Maersk performance in the second quarter hurt by lower oil prices and reduced shipping rates. Oil division dealt a blow by a pass-over in Qatar. By Sheila_Fitzgerald/Shutterstock
COPENHAGEN, Denmark, Aug. 12 (UPI) -- Danish shipping and oil company A.P. Moller-Maersk said its revenue declined more than 10 percent in the second quarter because of the decline in oil prices.
The group said its profit of $134 million for the second quarter was "significantly lower" than the same period last year and revenue declined 16 percent year-on-year to $1.7 billion because of a 24 percent decline in freight rates and a 26 percent decline in crude oil prices.
Its oil division in May announced plans to cut about 40 positions from its regional offices. Despite efforts to cut costs already, the company said lower oil prices continued to put pressure on its earnings. In its quarterly statement, the company said Maersk Oil had a strong record in operational performance.

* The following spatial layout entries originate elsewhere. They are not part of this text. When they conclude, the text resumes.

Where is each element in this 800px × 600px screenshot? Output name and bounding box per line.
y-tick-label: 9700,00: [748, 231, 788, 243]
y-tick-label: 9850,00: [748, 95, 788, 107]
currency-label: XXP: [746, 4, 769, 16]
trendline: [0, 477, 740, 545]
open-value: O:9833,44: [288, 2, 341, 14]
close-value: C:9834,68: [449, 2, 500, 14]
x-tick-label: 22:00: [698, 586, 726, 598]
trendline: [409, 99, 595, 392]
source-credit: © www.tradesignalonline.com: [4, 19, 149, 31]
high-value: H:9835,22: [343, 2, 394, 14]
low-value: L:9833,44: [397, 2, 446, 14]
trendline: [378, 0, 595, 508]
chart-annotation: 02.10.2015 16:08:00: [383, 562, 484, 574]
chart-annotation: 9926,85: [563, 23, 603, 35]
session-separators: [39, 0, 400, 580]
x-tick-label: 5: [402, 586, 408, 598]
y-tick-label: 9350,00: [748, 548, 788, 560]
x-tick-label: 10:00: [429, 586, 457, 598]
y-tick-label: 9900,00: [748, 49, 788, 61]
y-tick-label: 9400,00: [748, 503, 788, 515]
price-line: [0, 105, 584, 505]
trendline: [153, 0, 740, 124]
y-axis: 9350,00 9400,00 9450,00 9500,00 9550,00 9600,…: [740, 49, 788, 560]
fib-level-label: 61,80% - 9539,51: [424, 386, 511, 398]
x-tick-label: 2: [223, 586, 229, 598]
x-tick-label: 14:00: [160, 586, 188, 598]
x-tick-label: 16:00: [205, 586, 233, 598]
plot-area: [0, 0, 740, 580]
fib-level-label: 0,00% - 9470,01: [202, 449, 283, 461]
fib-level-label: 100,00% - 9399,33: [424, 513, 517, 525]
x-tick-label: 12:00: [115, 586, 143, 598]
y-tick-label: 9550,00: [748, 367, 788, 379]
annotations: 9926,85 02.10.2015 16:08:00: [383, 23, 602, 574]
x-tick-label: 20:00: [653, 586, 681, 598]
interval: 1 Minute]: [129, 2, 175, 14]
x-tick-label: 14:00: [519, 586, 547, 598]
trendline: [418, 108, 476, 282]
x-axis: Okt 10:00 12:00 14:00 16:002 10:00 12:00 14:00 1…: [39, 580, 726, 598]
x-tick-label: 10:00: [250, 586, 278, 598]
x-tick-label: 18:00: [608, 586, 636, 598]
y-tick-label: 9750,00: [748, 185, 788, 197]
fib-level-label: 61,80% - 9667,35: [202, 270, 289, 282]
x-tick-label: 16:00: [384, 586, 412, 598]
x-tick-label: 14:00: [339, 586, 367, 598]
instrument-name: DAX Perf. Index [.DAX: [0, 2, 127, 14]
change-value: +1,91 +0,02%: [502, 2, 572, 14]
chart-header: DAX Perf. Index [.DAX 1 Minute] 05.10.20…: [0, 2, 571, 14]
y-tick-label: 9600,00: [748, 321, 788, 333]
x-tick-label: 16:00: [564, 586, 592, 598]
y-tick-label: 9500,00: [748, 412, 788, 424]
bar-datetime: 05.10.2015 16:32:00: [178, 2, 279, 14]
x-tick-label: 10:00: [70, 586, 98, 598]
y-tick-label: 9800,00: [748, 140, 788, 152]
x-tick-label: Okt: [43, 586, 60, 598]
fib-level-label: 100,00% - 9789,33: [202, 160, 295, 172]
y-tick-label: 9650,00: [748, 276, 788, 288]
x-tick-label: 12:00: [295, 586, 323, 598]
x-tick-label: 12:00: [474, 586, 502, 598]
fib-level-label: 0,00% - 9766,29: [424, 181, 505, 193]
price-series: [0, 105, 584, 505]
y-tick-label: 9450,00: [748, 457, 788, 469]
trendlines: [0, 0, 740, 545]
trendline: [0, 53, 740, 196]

"Cost reductions are progressing ahead of plan with closure of the offices in Brazil and the United States as well as headcount reductions primarily in our headquarters, Kazakhstan, Norway, the United States and Angola," the company said.
The oil division suffered a blow in June when it was passed over for a joint venture opportunity in the al-Shaheen oil field in Qatar. The company is redeploying staff in Qatar to other sections of its global portfolio.
Maersk Oil made a profit of $102 million, against $345 million this time last year, but said its equity production was higher by more than 10 percent. It expects to break even if the price of oil ranges between $40 and $45 per barrel, relatively on par with recent trends. Exploration costs, meanwhile, are expected to come in well below last year.
The company in June advanced on a restructuring plan by sidelining top executives and suggesting it could split off its business units into separate groups. In its latest statement, the company said its strategy remains unchanged until the strategic review is finalized.